アスランは終始真面目な顔で耳を傾け、小馬鹿にするような態度も、否定するようなことも一切しなかった。
子供の戯言だと思いながらも、ジェサーレたちに付き合ったのかどうかは分からないが、最後にはぼそりと「まだ子供なのに、大変だなあ」と、遠くを見ながら呟いていた。
草原を風が通り、三人と二匹はのんびり進む。
やがて馬上のセダがびくりと体を震わせた。
その理由はジェサーレとアスランも分かっている。
ボシ平原に来てから何度も嗅いだ、あの嫌なニオイが漂ってきたのだ。しかもうっすら煙も見える。
アスランとセダとジャナンの顔は途端に強張った。
ジェサーレは顔をしかめているだけ。
「セダ、ジェサーレ、頭を低くしてくれ」
アスランが注意を促した。ソルマ家の兵士なのか野盗なのかは分からないが、火をつけた犯人がまだ周辺にいる可能性を考えたのである。
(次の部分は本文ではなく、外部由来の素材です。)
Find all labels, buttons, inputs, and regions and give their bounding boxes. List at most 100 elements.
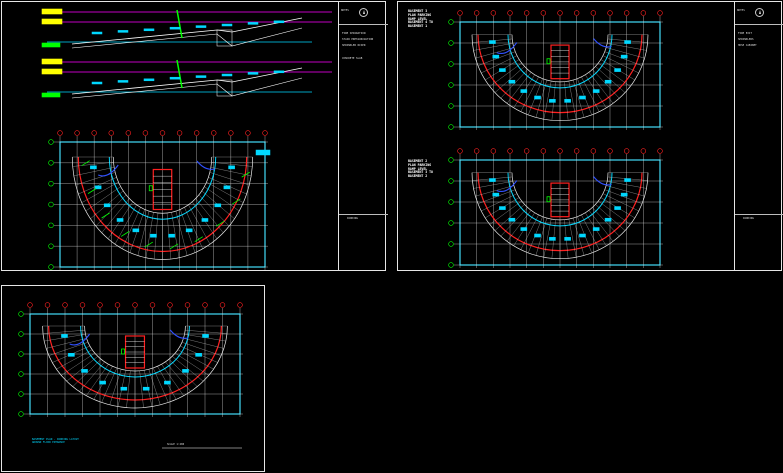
grid-bubble (149, 302, 156, 308)
level-tag (41, 58, 63, 65)
section-wall (216, 29, 233, 47)
grid-bubble (448, 178, 454, 184)
callout-tag (604, 217, 612, 222)
callout-tag (549, 237, 556, 241)
dimension-line (593, 38, 612, 48)
grid-bubble (62, 302, 68, 308)
title-block-note: FIRE SEPARATION (342, 32, 366, 35)
callout-tag (624, 40, 631, 44)
callout-tag (534, 233, 541, 238)
grid-bubble (202, 302, 208, 308)
plan-note-tag (255, 149, 271, 156)
grid-bubble (448, 220, 454, 226)
drawing-sheet-2[interactable]: BASEMENT 3 PLAN PARKING RAMP LEVEL BASEM… (397, 1, 783, 271)
parking-stall-line (204, 186, 240, 212)
grid-bubble (176, 130, 183, 136)
sheet-3-drawing (18, 302, 243, 449)
grid-bubble (640, 148, 647, 154)
grid-bubble (18, 391, 24, 397)
callout-tag (94, 185, 102, 190)
parking-stall-line (477, 51, 516, 66)
grid-bubble (48, 139, 54, 145)
grid-bubble (507, 148, 513, 154)
callout-tag (614, 68, 621, 72)
grid-bubble (448, 82, 454, 88)
grid-bubble (448, 61, 454, 67)
callout-tag (499, 68, 506, 72)
grid-bubble (48, 201, 54, 208)
parking-stall-line (604, 51, 643, 66)
plan-label-upper: BASEMENT 3 PLAN PARKING RAMP LEVEL BASEM… (408, 9, 433, 29)
grid-bubble (18, 311, 24, 317)
grid-bubble (74, 130, 80, 136)
grid-bubble (448, 157, 454, 163)
parking-stall-line (161, 364, 184, 396)
leader-line (101, 212, 110, 219)
drawing-sheet-1[interactable]: NOTES FIRE SEPARATION STAIR PRESSURIZATI… (1, 1, 388, 271)
core-tag (546, 196, 551, 203)
core-tag (121, 348, 125, 355)
title-block-note: HOSE CABINET (738, 44, 757, 47)
section-wall (216, 79, 233, 97)
callout-tag (508, 79, 516, 84)
grid-bubble (448, 19, 454, 25)
section-tag (117, 30, 129, 33)
section-tag (143, 78, 155, 82)
grid-bubble (125, 130, 132, 136)
callout-tag (228, 165, 235, 170)
section-tag (117, 80, 129, 83)
grid-bubble (448, 124, 454, 130)
core-tag (148, 185, 153, 192)
callout-tag (202, 334, 209, 338)
section-tag (273, 70, 285, 74)
level-tag (41, 68, 63, 75)
section-tag (143, 28, 155, 32)
parking-stall-line (56, 349, 93, 370)
grid-bubble (657, 10, 663, 16)
grid-bubble (219, 302, 226, 308)
grid-bubble (490, 10, 497, 16)
grid-bubble (448, 40, 454, 46)
callout-tag (61, 334, 68, 338)
grid-bubble (132, 302, 138, 308)
callout-tag (103, 203, 111, 208)
title-block-2: NOTES FIRE EXIT SPRINKLERS HOSE CABINET … (734, 2, 783, 270)
drawing-sheet-3[interactable]: BASEMENT PLAN - PARKING LAYOUT GROUND FL… (1, 285, 265, 472)
section-tag (91, 81, 103, 85)
title-block-header: NOTES (341, 9, 349, 12)
grid-bubble (557, 148, 563, 154)
section-tag (247, 72, 259, 75)
ramp-profile (71, 77, 303, 99)
callout-tag (564, 237, 571, 241)
grid-bubble (523, 148, 530, 154)
callout-tag (201, 218, 209, 222)
title-block-note: SPRINKLERS (738, 38, 754, 41)
title-block-header: NOTES (737, 9, 745, 12)
grid-bubble (27, 302, 33, 308)
north-arrow-icon (359, 8, 368, 17)
grid-bubble (159, 130, 166, 136)
callout-tag (81, 369, 88, 373)
section-label (41, 42, 61, 48)
grid-bubble (457, 148, 463, 154)
callout-tag (214, 203, 222, 208)
grid-bubble (490, 148, 497, 154)
callout-tag (492, 192, 500, 197)
grid-bubble (540, 148, 547, 154)
callout-tag (499, 206, 506, 210)
grid-bubble (573, 10, 580, 16)
callout-tag (614, 206, 621, 210)
grid-bubble (540, 10, 547, 16)
parking-stall-line (86, 364, 109, 396)
grid-bubble (523, 10, 530, 16)
section-tag (169, 76, 181, 80)
grid-bubble (167, 302, 173, 308)
grid-bubble (623, 148, 630, 154)
grid-bubble (97, 302, 103, 308)
grid-bubble (473, 10, 480, 16)
grid-bubble (57, 130, 63, 136)
grid-bubble (18, 331, 24, 337)
callout-tag (182, 369, 189, 373)
grid-bubble (48, 264, 54, 270)
grid-bubble (18, 351, 24, 357)
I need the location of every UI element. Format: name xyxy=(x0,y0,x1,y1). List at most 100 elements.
背の高いアスランが、周りを注意深く観察した後、二人に言う。
「ここから前方にある集落は、テントの色から見てチョバンのもので間違いないと思う。だが、火をつけられてから、恐らく二日も経っていないだろう。安全を考えれば、すぐに引き返した方がいいと思うけど、それでいいかな?」
このような遮る物が何もない場所で囲まれてしまえば、どうにもならない。
ジェサーレはもちろん、セダもすぐに頷いて、三人と二匹はすぐに撤退を開始する。
こういうときだというのに、セダの顔色は前と比べれば随分と良くなっているようだった。
しかし、物事がうまくいくかどうかは、そんなこととは無関係である。
「そこのお前たち! 止まれ!」
いやにハキハキしている男の声が二つ、ほとんど重なって聞こえてきた。
悪い予感にジェサーレは止まってしまう。
アスランは馬の手綱を離して「逃げろ」と二人に言い、自分は声のした方へと一目散に駆けていく。
「止まれ! 止まれ!」
男たちの慌てたような声が、ジェサーレとセダにも聞こえてきた。
ジェサーレの視界の端では、アスランが男たちの周りを軽業師のように走り回り、跳びまわり、注意をひいている。
鎧も着ていないのにと、ジェサーレは我が事のように恐いと思ったが、それよりも更にジェサーレの恐怖を煽るものがあった。
二人の男の格好である。
鉄兜に鱗のような鎧。そして下には若草色の丈の長い服を着ている。
それは、ルスへの道中に襲ってきた兵士たちと同じ格好で、ルスを襲撃してきた兵士たちとも同じ格好だった。
つまり、ソルマ家の兵士だ。
そう気付いたとき、ジェサーレは極端に緊張し、心臓がバクバクと鳴り始めた。
セダの顔色はすっかり元に戻っていたが、その顔はいっそう険しい。
二人と二匹の足は固まってしまったように、のろのろとしか進まない。
兵士の一人が、ジェサーレとセダに目を向け、弓に矢を番えた。
それは、二人のうち、どちらに向けられているのだろうか。
弦を引いて、離す。
その動きはよく訓練されていて、無駄がなかった。